For as much as mortgage loans can be incredibly low margin for banks, their regulatory treatment allows banks to lever their RoE up to 10x. The risk-adjusted returns for equity holders are incredibly attractive. How could an under-collateralized DeFi lender compete?Luca Prosperi – Dirt Road #10
Centrifuge’s bet is that through automation, disintermediation and organic growth, DeFi will deliver lower financing costs and higher returns to both sets of customers. And that when this happens they would be strategically positioned in the lending infrastructure space to capture the opportunity. Are they?
Centrifuge’s approach so far has been very product-oriented: they have built the most ambitious product in terms of vision, but they haven’t posed the same attention to their commercial proposition, particularly on the borrower side. While similar companies like Goldfinch and Credix have a less comprehensive and sophisticated product, they do have a much clearer go to market strategy, especially on the origination side.
I’m specifically referring to the borrower side, because that is usually the weakest link in P2P lending platforms: it is traditionally harder to find good companies to lend to than investors who want to lend, or at least this was true in the low interest rate regime we used to live in.

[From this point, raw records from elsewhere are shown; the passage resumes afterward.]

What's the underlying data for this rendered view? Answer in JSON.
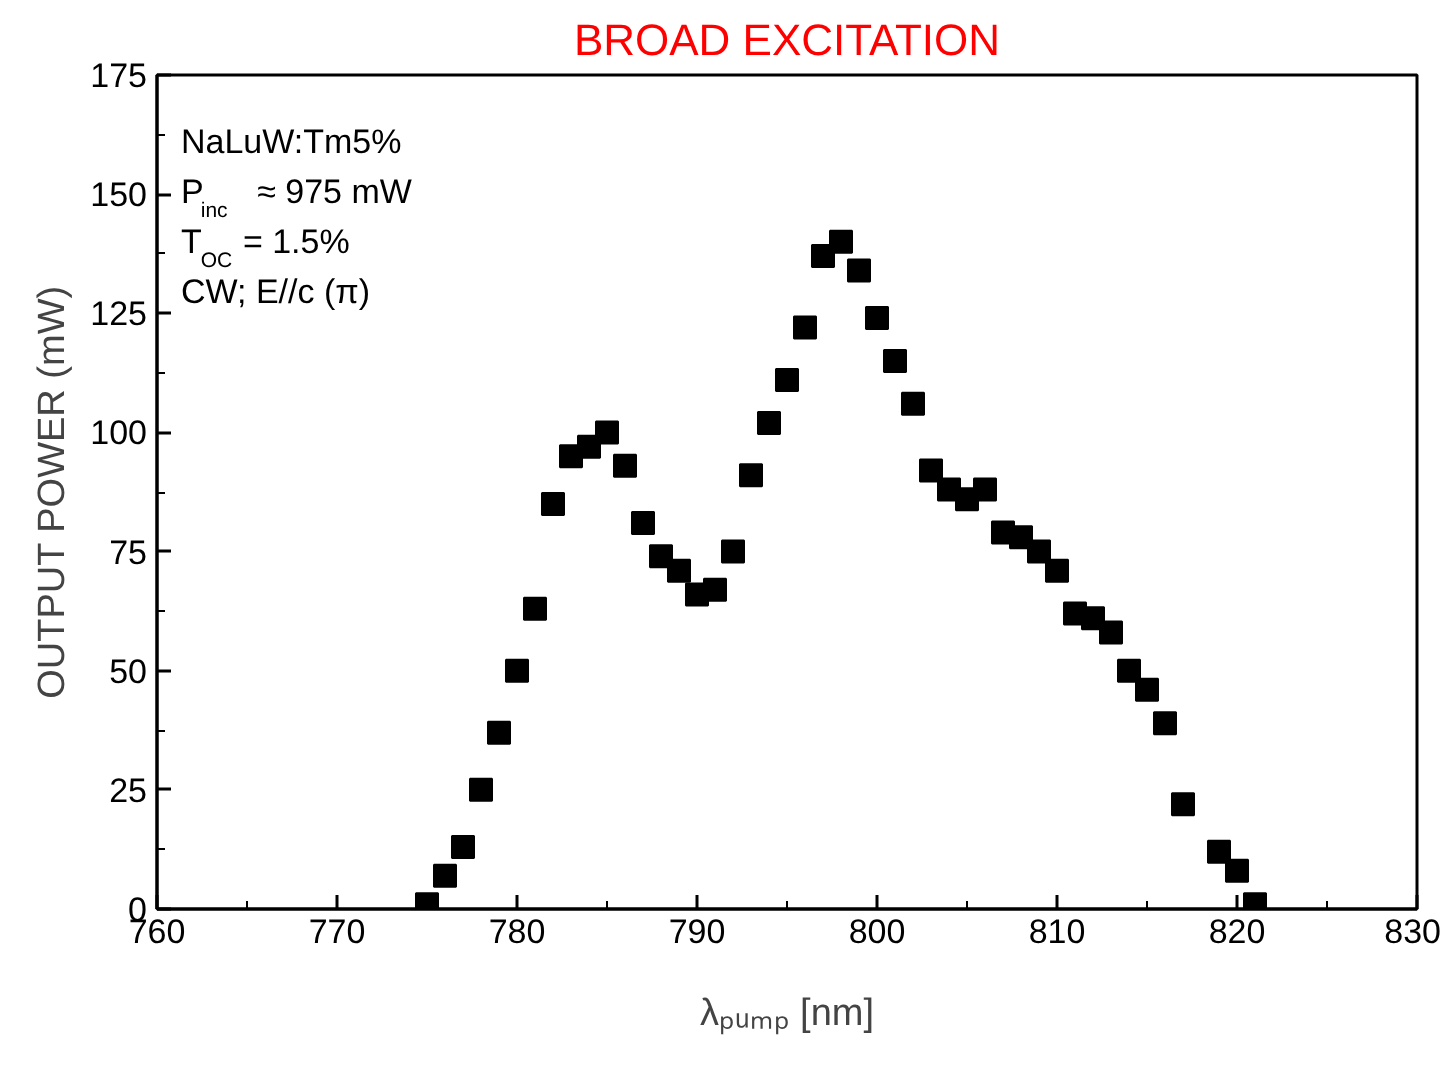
{
  "chart_data": {
    "type": "scatter",
    "title": "BROAD EXCITATION",
    "xlabel": "λₚᵤₘₚ [nm]",
    "ylabel": "OUTPUT POWER (mW)",
    "annotations": [
      "NaLuW:Tm5%",
      "P$_{inc}$ ≈ 975 mW",
      "T$_{OC}$ = 1.5%",
      "CW; E//c (π)"
    ],
    "x": [
      775,
      776,
      777,
      778,
      779,
      780,
      781,
      782,
      783,
      784,
      785,
      786,
      787,
      788,
      789,
      790,
      791,
      792,
      793,
      794,
      795,
      796,
      797,
      798,
      799,
      800,
      801,
      802,
      803,
      804,
      805,
      806,
      807,
      808,
      809,
      810,
      811,
      812,
      813,
      814,
      815,
      816,
      817,
      819,
      820,
      821
    ],
    "series": [
      {
        "color": "#000000",
        "values": [
          1,
          7,
          13,
          25,
          37,
          50,
          63,
          85,
          95,
          97,
          100,
          93,
          81,
          74,
          71,
          66,
          67,
          75,
          91,
          102,
          111,
          122,
          137,
          140,
          134,
          124,
          115,
          106,
          92,
          88,
          86,
          88,
          79,
          78,
          75,
          71,
          62,
          61,
          58,
          50,
          46,
          39,
          22,
          12,
          8,
          1
        ]
      }
    ],
    "marker": "square",
    "grid": false,
    "xlim": [
      760,
      830
    ],
    "ylim": [
      0,
      175
    ],
    "xticks": [
      760,
      770,
      780,
      790,
      800,
      810,
      820,
      830
    ],
    "yticks": [
      0,
      25,
      50,
      75,
      100,
      125,
      150,
      175
    ]
  }
}
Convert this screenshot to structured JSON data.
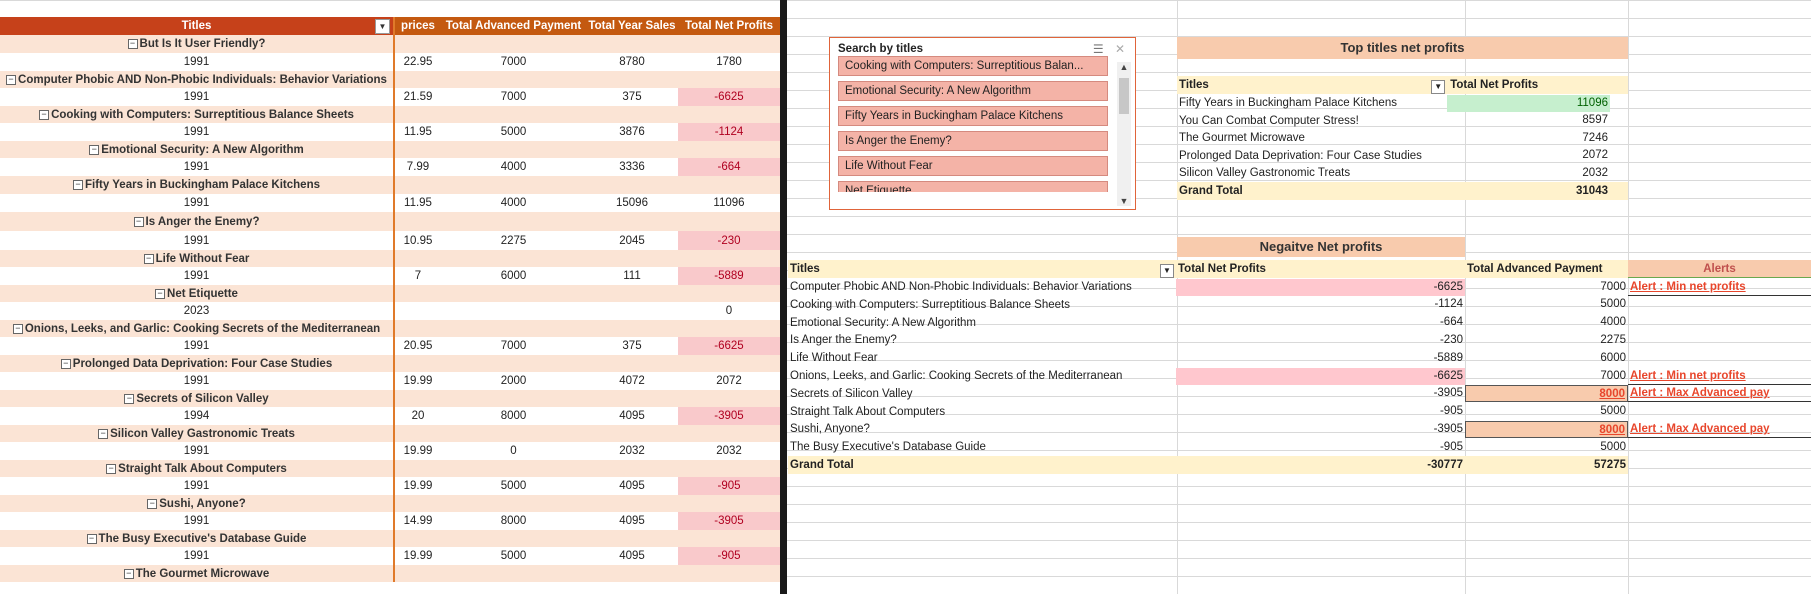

Taking Credix as an example, they are building a product to provide a cheaper and more convenient access to markets to emerging markets’ alternative lenders , and all their efforts are going in that direction. Centrifuge is building an agnostic product which could be very promising in the long run, but less so in the short term: my experience in startups tells me that building for everyone, usually means building for no one, and this is a risk that Centrifuge faces if they don’t laser focus on a segment of borrowers to start working with and eventually dominate.
Centrifuge’s team has done a terrific job in building the most sophisticated and comprehensive lending platform in DeFi. Their upcoming Centrifuge chain comprises very innovative elements that bring decentralized lending to new standards.
Similarly, their latest partnership with BlockTower demonstrates that the project is the best positioned project in the DeFi space from an ecosystem perspective, given their semi-symbiotic relation with MakerDao on RWA.
They have all the instruments to become a massive success, but technology and positioning alone are not enough, and to become a success you ultimately need customers.
I do believe that a stronger focus on distribution, particularly on the borrower side which usually proves to be the bottleneck in P2P platforms, will be key and necessary to help the team achieve the ambitious vision they have.